Molecular Hematopoiesis Section, Hematology Branch, National Heart, Lung, and Blood Institute, National Institutes of Health, Bethesda, MD 20892, USA.
Hum Gene Ther. 2010 Jun;21(6):695-703. doi: 10.1089/hum.2009.191.
The risk of genotoxicity of retroviral vector-delivered gene therapy targeting hematopoietic stem cells (HSCs) has been highlighted by the development of clonal dominance and malignancies in human and animal gene therapy trials. Large-animal models have proven invaluable to test the safety of retroviral vectors, but the detection of clonal dominance may require years of follow-up. We hypothesized that hematopoietic stress may accelerate the proliferation and therefore the detection of abnormal clones in these models. We administered four monthly busulfan (Bu) infusions to induce hematopoietic stress in a healthy rhesus macaque previously transplanted with CD34+ cells transduced with retroviral vectors carrying a simple marker gene. Busulfan administration resulted in significant cytopenias with each cycle, and prolonged pancytopenia after the final cycle with eventual recovery. Before busulfan treatment there was highly polyclonal marking in all lineages. After Bu administration clonal diversity was markedly decreased in all lineages.

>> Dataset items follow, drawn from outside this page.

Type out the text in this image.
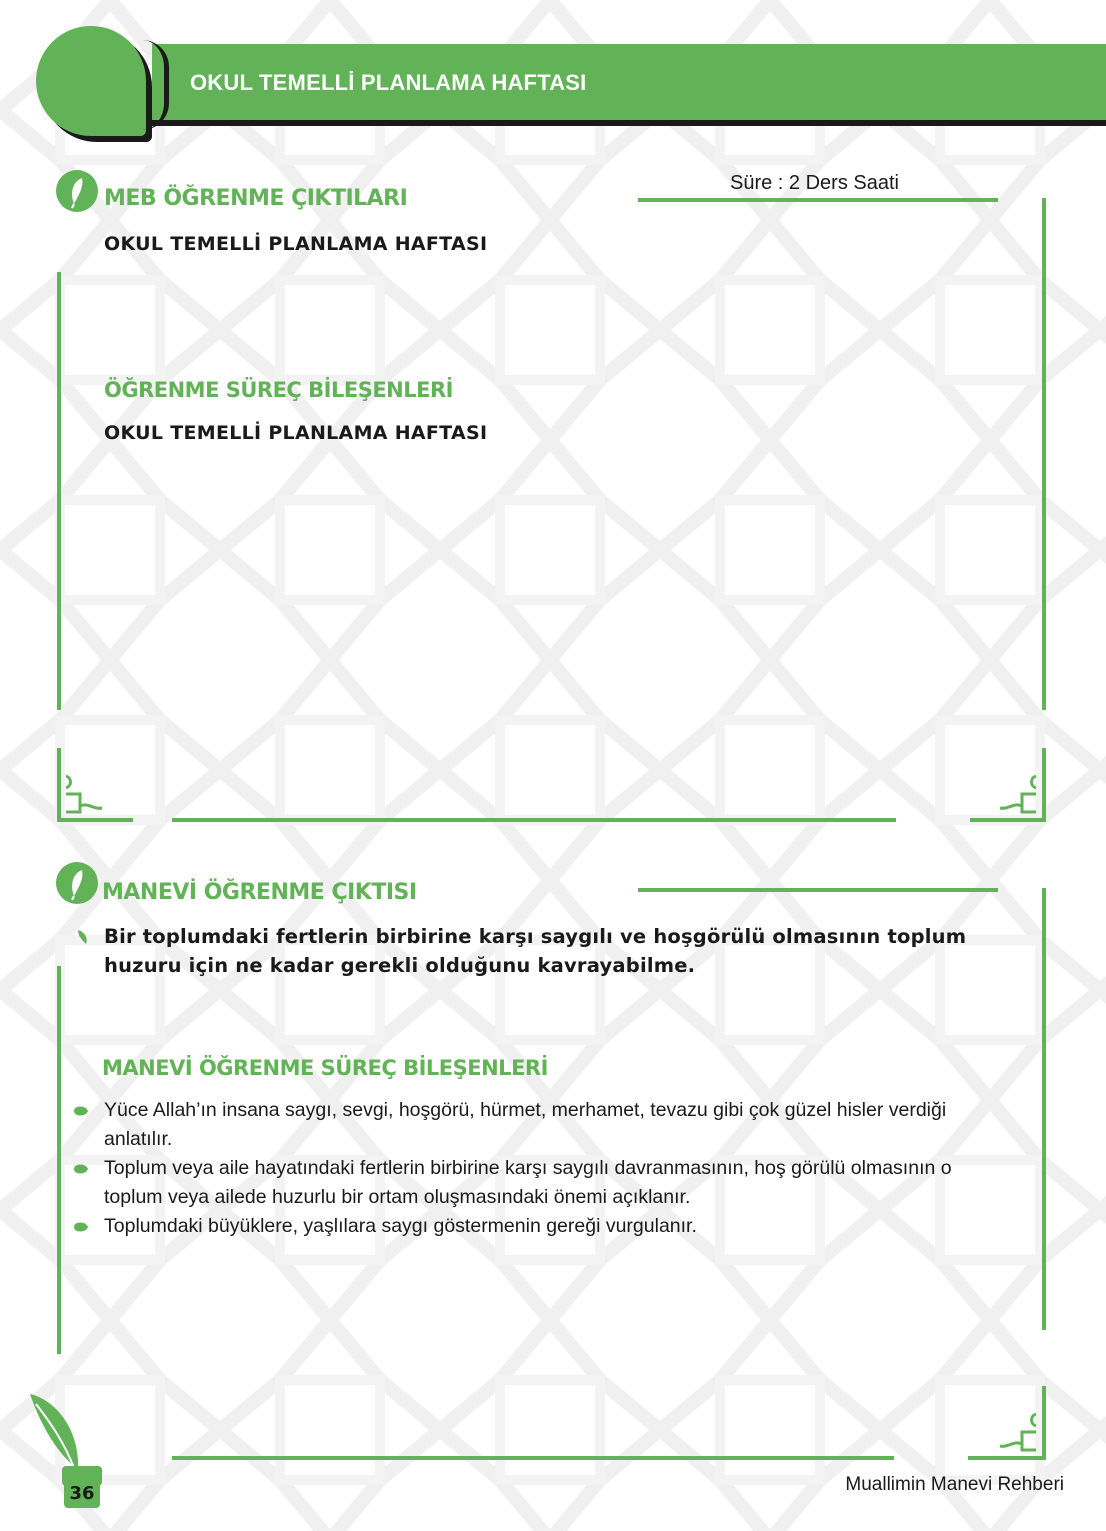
OKUL TEMELLİ PLANLAMA HAFTASI
MEB ÖĞRENME ÇIKTILARI
Süre : 2 Ders Saati
OKUL TEMELLİ PLANLAMA HAFTASI
ÖĞRENME SÜREÇ BİLEŞENLERİ
OKUL TEMELLİ PLANLAMA HAFTASI
MANEVİ ÖĞRENME ÇIKTISI
Bir toplumdaki fertlerin birbirine karşı saygılı ve hoşgörülü olmasının toplum huzuru için ne kadar gerekli olduğunu kavrayabilme.
MANEVİ ÖĞRENME SÜREÇ BİLEŞENLERİ
Yüce Allah’ın insana saygı, sevgi, hoşgörü, hürmet, merhamet, tevazu gibi çok güzel hisler verdiği anlatılır.
Toplum veya aile hayatındaki fertlerin birbirine karşı saygılı davranmasının, hoş görülü olmasının o toplum veya ailede huzurlu bir ortam oluşmasındaki önemi açıklanır.
Toplumdaki büyüklere, yaşlılara saygı göstermenin gereği vurgulanır.
36	Muallimin Manevi Rehberi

Unexpectedly, we found no evidence of selection of the MDS1/EVI1 clones present before Bu administration, but a clone with a vector integration in intron 1 of the histone deacetylase-7 (HDAC7) gene became dominant in granulocytes over time after Bu administration. The overall marking level in the animal was increased significantly after Bu treatment and coincident with expansion of the HDAC7 clone, suggesting an in vivo advantage for this clone under stress. HDAC7 expression was upregulated in marrow progenitors containing the vector. Almost 5 years after Bu administration, the animal developed progressive cytopenias, and at autopsy the marrow showed complete lack of neutrophil or platelet maturation, with a new population of approximately 20% undifferentiated blasts. These data suggest that chemotherapeutic stress may accelerate vector-related clonal dominance, even in the absence of drug resistance genes expressed by the vector. This model may both accelerate the detection of abnormal clones to facilitate analysis of genotoxicity for human gene therapy, and help assess the safety of administering myelotoxic chemotherapeutic agents in patients previously engrafted with vector-containing cells.
逆转录病毒载体靶向造血干细胞(HSCs)的基因治疗的遗传毒性风险已被人类和动物基因治疗试验中克隆优势和恶性肿瘤的发展所凸显。大型动物模型已被证明对于测试逆转录病毒载体的安全性非常有价值,但克隆优势的检测可能需要数年的随访。我们假设造血应激可能会加速这些模型中异常克隆的增殖,从而更容易检测到它们。我们给一只先前接受过用携带简单标记基因的逆转录病毒载体转导的 CD34+细胞移植的健康恒河猴进行了四次每月一次的白消安(Bu)输注,以诱导造血应激。每个周期的 Bu 给药都会导致明显的细胞减少,最后一个周期后出现长期的全血细胞减少,最终恢复。在 Bu 治疗前,所有谱系中都存在高度多克隆标记。Bu 给药后,所有谱系中的克隆多样性明显降低。出乎意料的是,我们没有发现 Bu 给药前存在的 MDS1/EVI1 克隆被选择的证据,但在 Bu 给药后,一个在组蛋白去乙酰化酶-7(HDAC7)基因内含子 1 中整合载体的克隆在粒细胞中逐渐占优势。Bu 治疗后,动物的总体标记水平显著升高,同时 HDAC7 克隆扩张,表明该克隆在应激下具有体内优势。骨髓祖细胞中含有载体的 HDAC7 表达上调。Bu 给药后近 5 年,动物出现进行性细胞减少症,尸检时骨髓显示完全缺乏中性粒细胞或血小板成熟,出现大约 20%的未分化原始细胞的新群体。这些数据表明,化疗应激可能会加速与载体相关的克隆优势,即使载体不表达耐药基因。该模型既可以加速异常克隆的检测,以促进人类基因治疗的遗传毒性分析,又可以帮助评估在先前植入含有载体细胞的患者中给予骨髓抑制化疗药物的安全性。